Pour trouver sa place dans notre société, notamment un emploi, il convient d’exposer ses qualités… dont la gentillesse, n’est-ce pas ? Erreur ! La psychologue responsable d’un bilan de compétences me répliqua vivement : « Ne dites surtout pas que vous êtes gentil ! »
Je m’insurge contre ce conformisme qui exige de nous de ne pas avoir d’états d’âme et qui nous rend à la fois impitoyables pour écraser le concurrent et hypocritement mielleux pour séduire l’employeur ou le client potentiel.
De fait, la gentillesse n’a pas la vie facile. Pour en rester sur la lettre “g”, la générosité est certes appréciée mais souvent exploitée ↑, la gratitude rarement spontanée, la gratuité est passée de mode et l’invoquer apparaît « comme une invitation à la dissidence » ↑.
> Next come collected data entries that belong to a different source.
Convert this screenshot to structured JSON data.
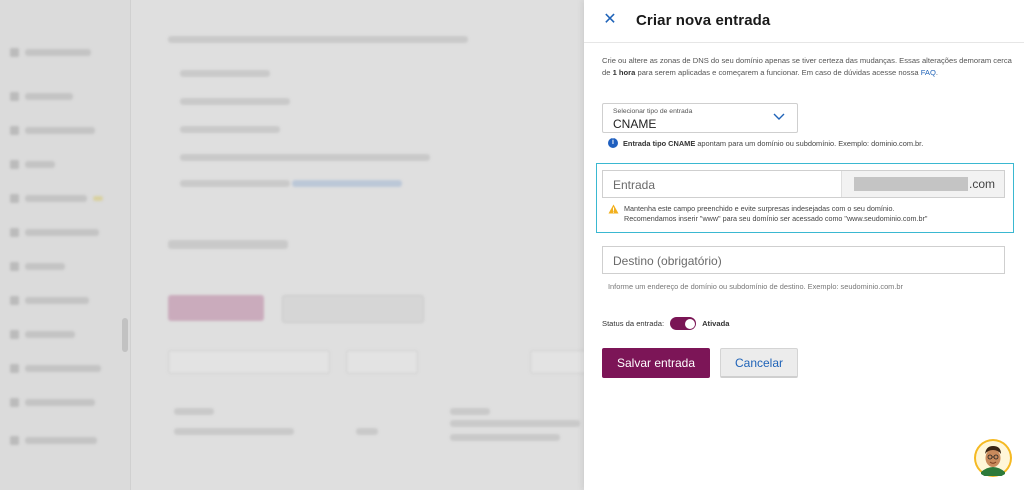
{
  "panel": {
    "title": "Criar nova entrada",
    "close_icon": "close-icon",
    "intro": {
      "part1": "Crie ou altere as zonas de DNS do seu domínio apenas se tiver certeza das mudanças. Essas alterações demoram cerca de ",
      "bold": "1 hora",
      "part2": " para serem aplicadas e começarem a funcionar. Em caso de dúvidas acesse nossa ",
      "link": "FAQ",
      "end": "."
    },
    "entry_type": {
      "label": "Selecionar tipo de entrada",
      "value": "CNAME"
    },
    "info": {
      "bold": "Entrada tipo CNAME",
      "text": " apontam para um domínio ou subdomínio. Exemplo: dominio.com.br."
    },
    "entry_field": {
      "placeholder": "Entrada",
      "suffix": ".com"
    },
    "warning": {
      "line1": "Mantenha este campo preenchido e evite surpresas indesejadas com o seu domínio.",
      "line2": "Recomendamos inserir \"www\" para seu domínio ser acessado como \"www.seudominio.com.br\""
    },
    "destination_field": {
      "placeholder": "Destino (obrigatório)",
      "help": "Informe um endereço de domínio ou subdomínio de destino. Exemplo: seudominio.com.br"
    },
    "status": {
      "label": "Status da entrada:",
      "value": "Ativada",
      "enabled": true
    },
    "buttons": {
      "save": "Salvar entrada",
      "cancel": "Cancelar"
    }
  },
  "colors": {
    "primary": "#7c1557",
    "link": "#1f63b8",
    "highlight_border": "#3ab8d1",
    "warning": "#f2b01e"
  }
}
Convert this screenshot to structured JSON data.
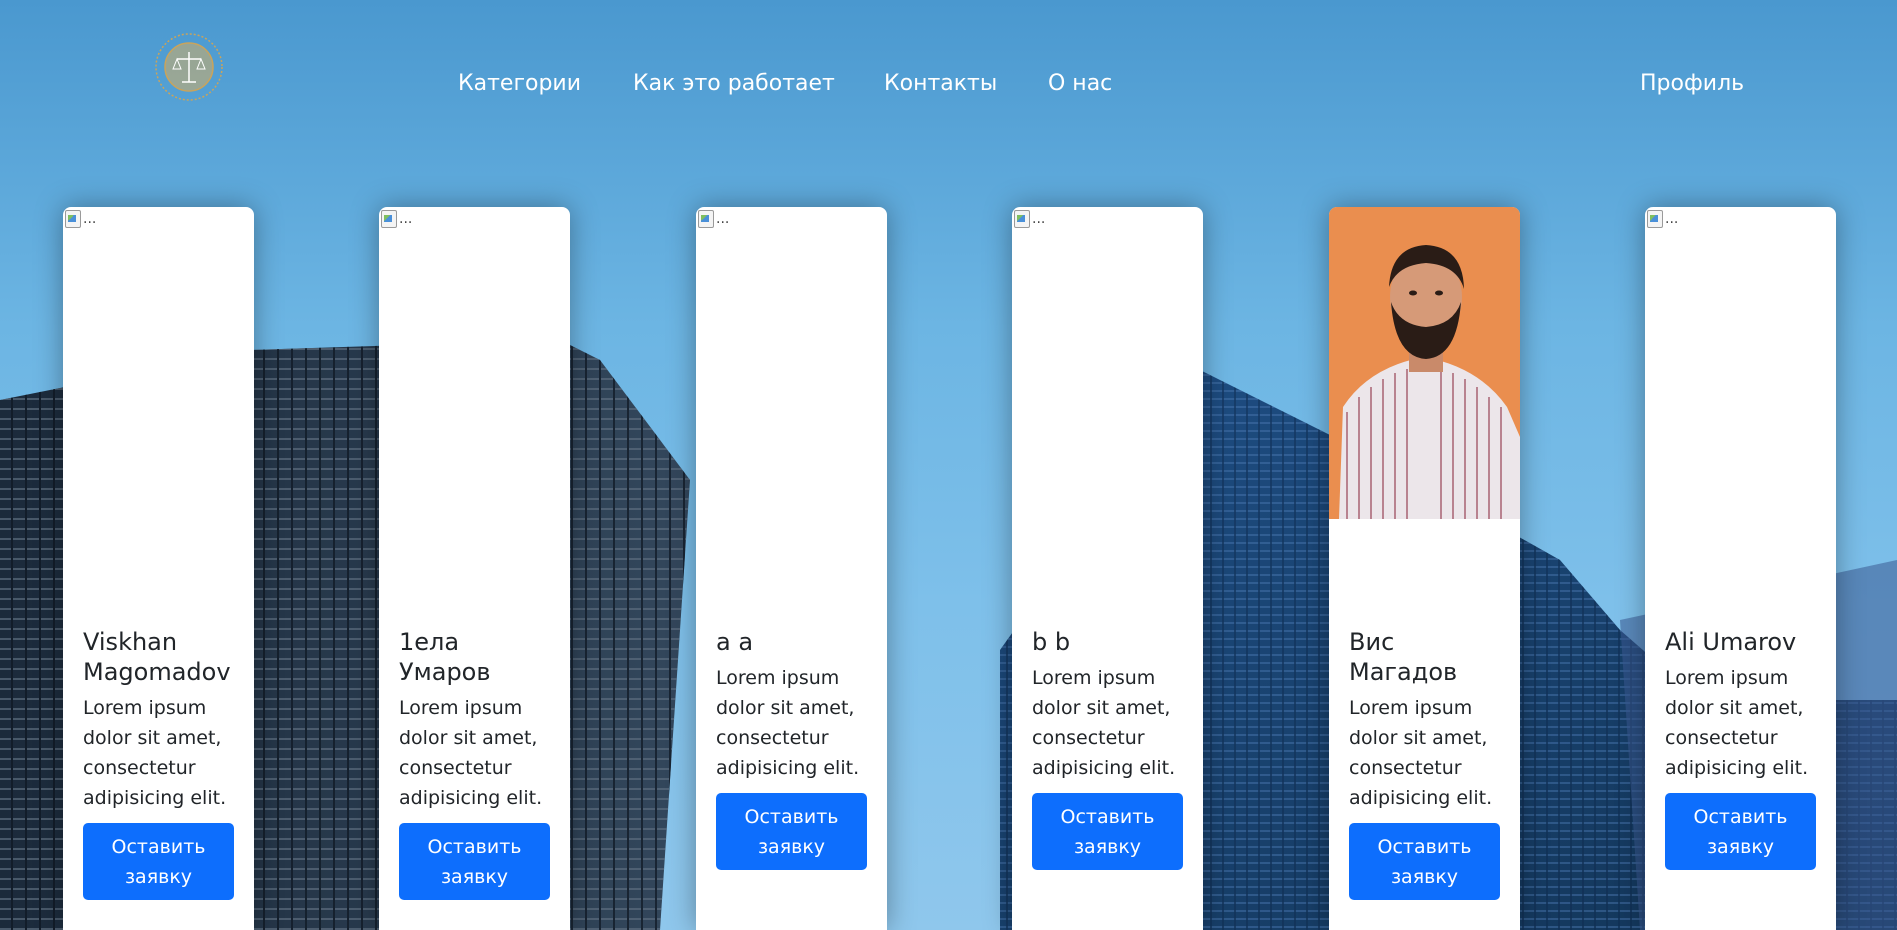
{
  "nav": {
    "links": [
      "Категории",
      "Как это работает",
      "Контакты",
      "О нас"
    ],
    "profile": "Профиль"
  },
  "cards": [
    {
      "name": "Viskhan Magomadov",
      "text": "Lorem ipsum dolor sit amet, consectetur adipisicing elit.",
      "button": "Оставить заявку",
      "image_alt": "...",
      "photo": false
    },
    {
      "name": "1ела Умаров",
      "text": "Lorem ipsum dolor sit amet, consectetur adipisicing elit.",
      "button": "Оставить заявку",
      "image_alt": "...",
      "photo": false
    },
    {
      "name": "a a",
      "text": "Lorem ipsum dolor sit amet, consectetur adipisicing elit.",
      "button": "Оставить заявку",
      "image_alt": "...",
      "photo": false
    },
    {
      "name": "b b",
      "text": "Lorem ipsum dolor sit amet, consectetur adipisicing elit.",
      "button": "Оставить заявку",
      "image_alt": "...",
      "photo": false
    },
    {
      "name": "Вис Магадов",
      "text": "Lorem ipsum dolor sit amet, consectetur adipisicing elit.",
      "button": "Оставить заявку",
      "image_alt": "",
      "photo": true
    },
    {
      "name": "Ali Umarov",
      "text": "Lorem ipsum dolor sit amet, consectetur adipisicing elit.",
      "button": "Оставить заявку",
      "image_alt": "...",
      "photo": false
    }
  ],
  "colors": {
    "accent": "#0d6efd",
    "nav_text": "#ffffff",
    "logo_gold": "#c9a45c",
    "photo_background": "#e9894a"
  }
}
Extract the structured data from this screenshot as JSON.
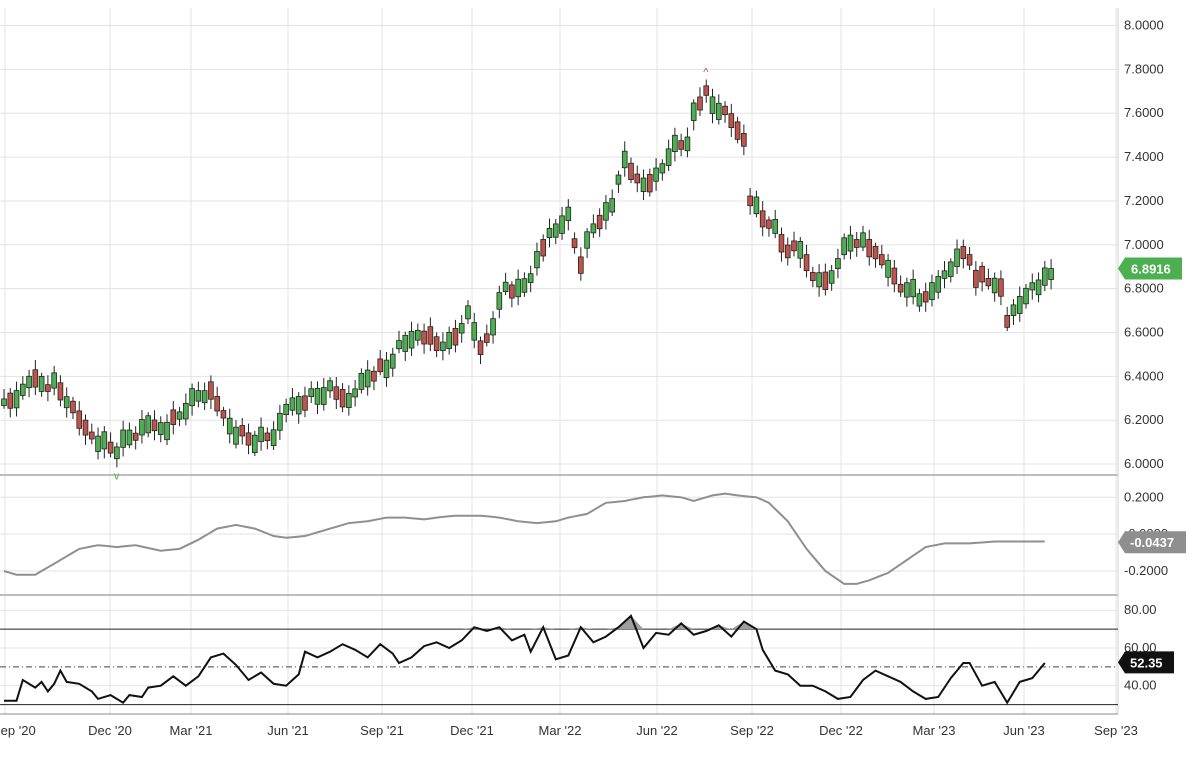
{
  "chart_data": {
    "type": "candlestick",
    "x_ticks": [
      "Sep '20",
      "Dec '20",
      "Mar '21",
      "Jun '21",
      "Sep '21",
      "Dec '21",
      "Mar '22",
      "Jun '22",
      "Sep '22",
      "Dec '22",
      "Mar '23",
      "Jun '23",
      "Sep '23"
    ],
    "panels": {
      "price": {
        "y_ticks": [
          "8.0000",
          "7.8000",
          "7.6000",
          "7.4000",
          "7.2000",
          "7.0000",
          "6.8000",
          "6.6000",
          "6.4000",
          "6.2000",
          "6.0000"
        ],
        "ylim": [
          5.95,
          8.08
        ],
        "last_value": "6.8916",
        "up_color": "#4caf50",
        "down_color": "#c0544a",
        "high_marker_glyph": "^",
        "low_marker_glyph": "v",
        "anchors": [
          [
            0,
            6.27
          ],
          [
            2,
            6.3
          ],
          [
            4,
            6.38
          ],
          [
            8,
            6.36
          ],
          [
            10,
            6.3
          ],
          [
            12,
            6.2
          ],
          [
            15,
            6.1
          ],
          [
            18,
            6.07
          ],
          [
            20,
            6.12
          ],
          [
            23,
            6.18
          ],
          [
            26,
            6.16
          ],
          [
            29,
            6.26
          ],
          [
            31,
            6.31
          ],
          [
            33,
            6.33
          ],
          [
            35,
            6.22
          ],
          [
            37,
            6.14
          ],
          [
            40,
            6.11
          ],
          [
            43,
            6.13
          ],
          [
            45,
            6.25
          ],
          [
            48,
            6.29
          ],
          [
            52,
            6.34
          ],
          [
            55,
            6.29
          ],
          [
            58,
            6.4
          ],
          [
            61,
            6.44
          ],
          [
            63,
            6.53
          ],
          [
            66,
            6.59
          ],
          [
            69,
            6.56
          ],
          [
            71,
            6.54
          ],
          [
            74,
            6.68
          ],
          [
            76,
            6.53
          ],
          [
            78,
            6.63
          ],
          [
            80,
            6.82
          ],
          [
            82,
            6.78
          ],
          [
            84,
            6.86
          ],
          [
            87,
            7.05
          ],
          [
            90,
            7.12
          ],
          [
            92,
            6.92
          ],
          [
            94,
            7.08
          ],
          [
            97,
            7.18
          ],
          [
            99,
            7.4
          ],
          [
            101,
            7.28
          ],
          [
            104,
            7.3
          ],
          [
            107,
            7.46
          ],
          [
            109,
            7.45
          ],
          [
            110,
            7.62
          ],
          [
            112,
            7.68
          ],
          [
            114,
            7.62
          ],
          [
            116,
            7.57
          ],
          [
            118,
            7.48
          ],
          [
            119,
            7.2
          ],
          [
            122,
            7.1
          ],
          [
            125,
            6.98
          ],
          [
            127,
            6.98
          ],
          [
            129,
            6.86
          ],
          [
            131,
            6.82
          ],
          [
            133,
            6.92
          ],
          [
            135,
            7.02
          ],
          [
            137,
            7.01
          ],
          [
            140,
            6.94
          ],
          [
            142,
            6.84
          ],
          [
            144,
            6.8
          ],
          [
            146,
            6.76
          ],
          [
            148,
            6.78
          ],
          [
            150,
            6.86
          ],
          [
            152,
            6.94
          ],
          [
            154,
            6.95
          ],
          [
            155,
            6.85
          ],
          [
            157,
            6.84
          ],
          [
            159,
            6.8
          ],
          [
            160,
            6.65
          ],
          [
            162,
            6.74
          ],
          [
            164,
            6.79
          ],
          [
            166,
            6.86
          ],
          [
            167,
            6.89
          ]
        ],
        "down_weeks": [
          1,
          5,
          7,
          9,
          11,
          12,
          13,
          14,
          17,
          21,
          24,
          27,
          33,
          34,
          35,
          38,
          39,
          42,
          48,
          53,
          54,
          59,
          60,
          67,
          68,
          69,
          72,
          76,
          77,
          81,
          86,
          91,
          92,
          95,
          100,
          101,
          103,
          108,
          111,
          112,
          115,
          116,
          117,
          118,
          119,
          121,
          122,
          124,
          125,
          126,
          128,
          129,
          131,
          136,
          138,
          139,
          140,
          142,
          143,
          147,
          153,
          154,
          155,
          156,
          157,
          159,
          160
        ]
      },
      "oscillator": {
        "y_ticks": [
          "0.2000",
          "-0.0000",
          "-0.2000"
        ],
        "ylim": [
          -0.33,
          0.31
        ],
        "last_value": "-0.0437",
        "line_color": "#8f8f8f",
        "points": [
          [
            0,
            -0.2
          ],
          [
            2,
            -0.22
          ],
          [
            5,
            -0.22
          ],
          [
            8,
            -0.16
          ],
          [
            12,
            -0.08
          ],
          [
            15,
            -0.06
          ],
          [
            18,
            -0.07
          ],
          [
            21,
            -0.06
          ],
          [
            25,
            -0.09
          ],
          [
            28,
            -0.08
          ],
          [
            31,
            -0.03
          ],
          [
            34,
            0.03
          ],
          [
            37,
            0.05
          ],
          [
            40,
            0.03
          ],
          [
            43,
            -0.01
          ],
          [
            45,
            -0.02
          ],
          [
            48,
            -0.01
          ],
          [
            52,
            0.03
          ],
          [
            55,
            0.06
          ],
          [
            58,
            0.07
          ],
          [
            61,
            0.09
          ],
          [
            64,
            0.09
          ],
          [
            67,
            0.08
          ],
          [
            69,
            0.09
          ],
          [
            72,
            0.1
          ],
          [
            76,
            0.1
          ],
          [
            79,
            0.09
          ],
          [
            82,
            0.07
          ],
          [
            85,
            0.06
          ],
          [
            88,
            0.07
          ],
          [
            90,
            0.09
          ],
          [
            93,
            0.11
          ],
          [
            96,
            0.17
          ],
          [
            99,
            0.18
          ],
          [
            102,
            0.2
          ],
          [
            105,
            0.21
          ],
          [
            108,
            0.2
          ],
          [
            110,
            0.18
          ],
          [
            113,
            0.21
          ],
          [
            115,
            0.22
          ],
          [
            117,
            0.21
          ],
          [
            120,
            0.2
          ],
          [
            122,
            0.17
          ],
          [
            125,
            0.07
          ],
          [
            128,
            -0.08
          ],
          [
            131,
            -0.2
          ],
          [
            134,
            -0.27
          ],
          [
            136,
            -0.27
          ],
          [
            138,
            -0.25
          ],
          [
            141,
            -0.21
          ],
          [
            144,
            -0.14
          ],
          [
            147,
            -0.07
          ],
          [
            150,
            -0.05
          ],
          [
            154,
            -0.05
          ],
          [
            158,
            -0.04
          ],
          [
            163,
            -0.04
          ],
          [
            166,
            -0.04
          ]
        ]
      },
      "rsi": {
        "y_ticks": [
          "80.00",
          "60.00",
          "40.00"
        ],
        "ylim": [
          25,
          87
        ],
        "overbought": 70,
        "oversold": 30,
        "midline": 50,
        "last_value": "52.35",
        "points": [
          [
            0,
            32
          ],
          [
            2,
            32
          ],
          [
            3,
            43
          ],
          [
            5,
            39
          ],
          [
            6,
            42
          ],
          [
            7,
            37
          ],
          [
            8,
            41
          ],
          [
            9,
            48
          ],
          [
            10,
            42
          ],
          [
            12,
            41
          ],
          [
            14,
            37
          ],
          [
            15,
            33
          ],
          [
            17,
            35
          ],
          [
            19,
            31
          ],
          [
            20,
            35
          ],
          [
            22,
            34
          ],
          [
            23,
            39
          ],
          [
            25,
            40
          ],
          [
            27,
            45
          ],
          [
            29,
            40
          ],
          [
            31,
            45
          ],
          [
            33,
            55
          ],
          [
            35,
            57
          ],
          [
            37,
            51
          ],
          [
            39,
            43
          ],
          [
            41,
            47
          ],
          [
            43,
            41
          ],
          [
            45,
            40
          ],
          [
            47,
            46
          ],
          [
            48,
            58
          ],
          [
            50,
            55
          ],
          [
            52,
            58
          ],
          [
            54,
            62
          ],
          [
            56,
            59
          ],
          [
            58,
            55
          ],
          [
            60,
            62
          ],
          [
            62,
            57
          ],
          [
            63,
            52
          ],
          [
            65,
            55
          ],
          [
            67,
            61
          ],
          [
            69,
            63
          ],
          [
            71,
            60
          ],
          [
            73,
            64
          ],
          [
            75,
            71
          ],
          [
            77,
            69
          ],
          [
            79,
            71
          ],
          [
            81,
            64
          ],
          [
            83,
            67
          ],
          [
            84,
            58
          ],
          [
            86,
            71
          ],
          [
            88,
            54
          ],
          [
            90,
            56
          ],
          [
            92,
            71
          ],
          [
            94,
            63
          ],
          [
            96,
            66
          ],
          [
            98,
            71
          ],
          [
            100,
            77
          ],
          [
            102,
            60
          ],
          [
            104,
            68
          ],
          [
            106,
            67
          ],
          [
            108,
            73
          ],
          [
            110,
            67
          ],
          [
            112,
            69
          ],
          [
            114,
            72
          ],
          [
            116,
            66
          ],
          [
            118,
            74
          ],
          [
            120,
            70
          ],
          [
            121,
            59
          ],
          [
            123,
            48
          ],
          [
            125,
            46
          ],
          [
            127,
            40
          ],
          [
            129,
            40
          ],
          [
            131,
            37
          ],
          [
            133,
            33
          ],
          [
            135,
            34
          ],
          [
            137,
            43
          ],
          [
            139,
            48
          ],
          [
            141,
            45
          ],
          [
            143,
            42
          ],
          [
            145,
            37
          ],
          [
            147,
            33
          ],
          [
            149,
            34
          ],
          [
            151,
            44
          ],
          [
            153,
            52
          ],
          [
            154,
            52
          ],
          [
            156,
            40
          ],
          [
            158,
            42
          ],
          [
            160,
            31
          ],
          [
            162,
            42
          ],
          [
            164,
            44
          ],
          [
            166,
            52
          ]
        ]
      }
    },
    "grid": true
  }
}
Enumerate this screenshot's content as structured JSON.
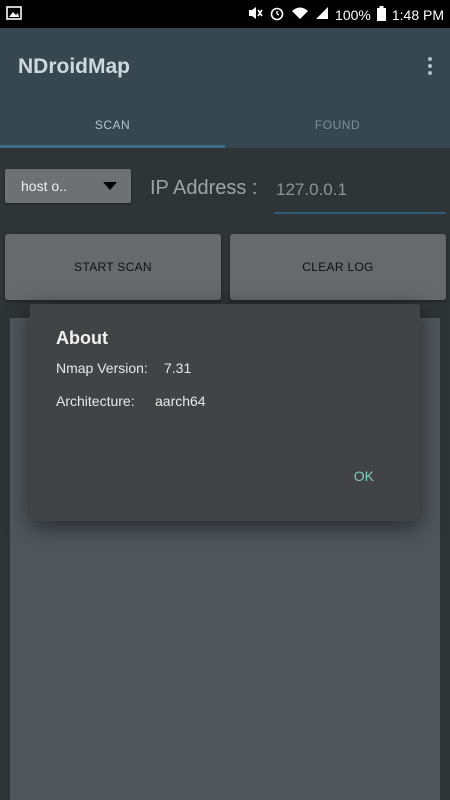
{
  "status_bar": {
    "battery": "100%",
    "time": "1:48 PM",
    "icons": [
      "image-icon",
      "mute-icon",
      "alarm-icon",
      "wifi-icon",
      "signal-icon",
      "battery-icon"
    ]
  },
  "app_bar": {
    "title": "NDroidMap",
    "tabs": [
      {
        "label": "SCAN",
        "selected": true
      },
      {
        "label": "FOUND",
        "selected": false
      }
    ]
  },
  "controls": {
    "scan_type": "host o..",
    "ip_label": "IP Address :",
    "ip_value": "127.0.0.1",
    "start_label": "START SCAN",
    "clear_label": "CLEAR LOG"
  },
  "dialog": {
    "title": "About",
    "nmap_version_label": "Nmap Version:",
    "nmap_version_value": "7.31",
    "architecture_label": "Architecture:",
    "architecture_value": "aarch64",
    "ok_label": "OK"
  },
  "colors": {
    "app_bar": "#37474f",
    "tab_indicator": "#3b6f87",
    "dialog_bg": "#424344",
    "dialog_button": "#80cbc4"
  }
}
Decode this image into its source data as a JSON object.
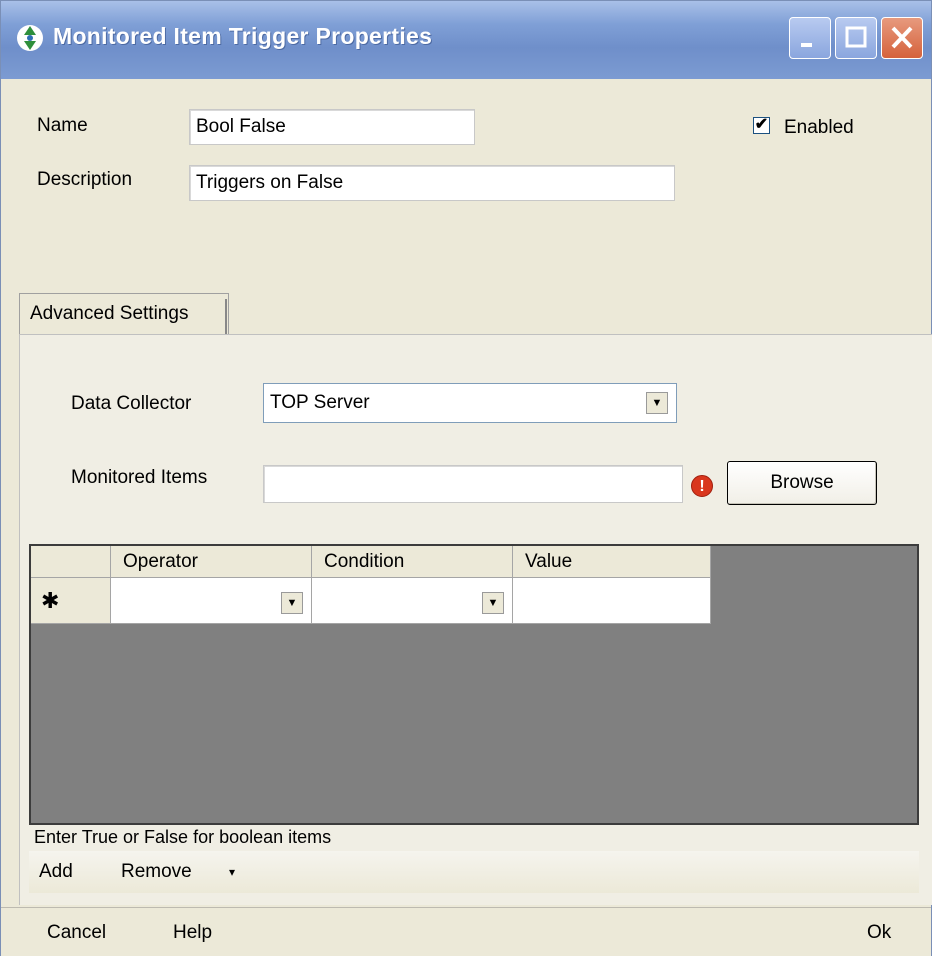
{
  "window": {
    "title": "Monitored Item Trigger Properties"
  },
  "form": {
    "name_label": "Name",
    "name_value": "Bool False",
    "description_label": "Description",
    "description_value": "Triggers on False",
    "enabled_label": "Enabled",
    "enabled_checked": "✔"
  },
  "tab": {
    "label": "Advanced Settings"
  },
  "settings": {
    "data_collector_label": "Data Collector",
    "data_collector_value": "TOP Server",
    "monitored_items_label": "Monitored Items",
    "monitored_items_value": "",
    "warning_glyph": "!",
    "browse_label": "Browse"
  },
  "grid": {
    "columns": [
      "",
      "Operator",
      "Condition",
      "Value"
    ],
    "new_row_marker": "✱",
    "dropdown_glyph": "▼"
  },
  "hint": "Enter True or False for boolean items",
  "toolbar": {
    "add_label": "Add",
    "remove_label": "Remove",
    "remove_arrow": "▾"
  },
  "footer": {
    "cancel_label": "Cancel",
    "help_label": "Help",
    "ok_label": "Ok"
  }
}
Face à l’agressivité et autres violences, – par exemple quand on vous tabasse, qu’on incendie votre voiture, ou pire, qu’on détruit votre avenir professionnel et familial –, il n’est pas toujours aisé d’offrir le pardon et de renoncer à la vengeance. Il serait toutefois stupide d’adopter des méthodes bêtes et méchantes auxquelles la ruse, l’appât du gain ou du pouvoir donnent un vernis de respectabilité.
Quelqu’un, dont la parole porte depuis vingt siècles, nous invite encore et toujours à renoncer à la loi du talion et à « aimer nos ennemis » ↑. Il y a plus d’un siècle, une femme libre-penseuse, la première à recevoir le prix Nobel de la Paix, écrivait que « l’avenir appartient à la gentillesse » ↑.
Die Zukunft gehört der Güte.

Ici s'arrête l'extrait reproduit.